The trial enrolled 125 patients (mean age 73 years) who were randomized 2-to-1 to receive the immunotherapy or placebo. Of the 125 patients, 120 were evaluable (80 patients in the Prostvac arm and 40 in the placebo arm). The primary end point was progression-free survival (PFS), with progression defined as appearance of two new lesions on bone scan or nodal metastases changes defined by response evaluation criteria in solid tumors (RECIST). The secondary end point was overall survival. The researchers observed no difference in PFS.

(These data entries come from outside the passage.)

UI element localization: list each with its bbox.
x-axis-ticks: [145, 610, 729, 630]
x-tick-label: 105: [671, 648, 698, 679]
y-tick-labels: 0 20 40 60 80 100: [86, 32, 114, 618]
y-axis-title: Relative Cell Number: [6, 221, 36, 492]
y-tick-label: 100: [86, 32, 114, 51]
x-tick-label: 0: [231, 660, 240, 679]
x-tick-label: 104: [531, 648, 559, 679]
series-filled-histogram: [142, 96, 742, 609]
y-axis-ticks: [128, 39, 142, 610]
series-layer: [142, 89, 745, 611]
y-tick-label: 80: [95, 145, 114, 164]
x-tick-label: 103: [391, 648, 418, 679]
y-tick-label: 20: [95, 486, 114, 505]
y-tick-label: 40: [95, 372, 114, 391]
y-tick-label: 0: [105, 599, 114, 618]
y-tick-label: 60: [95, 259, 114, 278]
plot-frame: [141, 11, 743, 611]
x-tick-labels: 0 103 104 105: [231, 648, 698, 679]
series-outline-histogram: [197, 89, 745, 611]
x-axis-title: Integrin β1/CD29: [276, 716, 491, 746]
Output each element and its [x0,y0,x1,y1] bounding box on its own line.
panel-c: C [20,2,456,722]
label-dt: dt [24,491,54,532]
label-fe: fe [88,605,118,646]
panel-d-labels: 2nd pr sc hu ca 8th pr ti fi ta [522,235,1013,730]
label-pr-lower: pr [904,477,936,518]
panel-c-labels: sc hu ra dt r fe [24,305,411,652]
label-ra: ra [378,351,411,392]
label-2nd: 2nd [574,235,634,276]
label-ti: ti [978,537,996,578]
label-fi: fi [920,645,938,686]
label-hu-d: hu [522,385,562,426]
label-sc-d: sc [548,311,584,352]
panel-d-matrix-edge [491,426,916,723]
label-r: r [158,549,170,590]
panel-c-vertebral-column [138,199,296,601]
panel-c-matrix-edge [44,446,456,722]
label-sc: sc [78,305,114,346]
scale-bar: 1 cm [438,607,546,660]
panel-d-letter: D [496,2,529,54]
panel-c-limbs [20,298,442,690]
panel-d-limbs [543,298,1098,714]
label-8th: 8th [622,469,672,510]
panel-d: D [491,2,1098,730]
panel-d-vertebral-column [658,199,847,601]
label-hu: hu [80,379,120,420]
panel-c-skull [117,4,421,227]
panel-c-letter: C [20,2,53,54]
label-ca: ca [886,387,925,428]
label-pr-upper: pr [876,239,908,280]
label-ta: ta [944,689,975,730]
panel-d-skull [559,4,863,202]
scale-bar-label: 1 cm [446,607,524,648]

Gerald L. Andriole, MD, Professor and Chief of Urologic Surgery at Washington University School of Medicine in Saint Louis, said the study findings are encouraging. “Castrate-resistant prostate cancer has been notoriously difficult to treat,” Dr. Andriole told Renal & Urology News.
“If these survival data are confirmed in a phase 3 trial, and the observed side effects of therapy remain low, it will be a pleasant problem to decide whether to use this agent or Provenge, if it is approved, as the initial therapy for men with castrate-resistant disease.”
At the recent annual meeting of the American Urological Association in Chicago, investigators reported promising findings regarding Provenge, the first immunotherapeutic vaccine for advanced prostate cancer. Results from the Immunotherapy for Prostate Adenocarcinoma Treatment study—a randomized, double-blind, placebo-controlled trial involving 512 men—showed that vaccine recipients survived a median of 4.1 months longer than placebo recipients (25.8 vs. 21.7 months).
The vaccine, which is administered as an IV infusion, improved three-year survival by 38% (31.7% vs. 23%) and reduced the risk of death by 22.5% compared with placebo. The vaccine did not significantly delay time to progression. Adverse events observed more commonly in vaccine-treated patients were chills, fever, and headache. These events were mainly low-grade and lasted one to two days following infusion.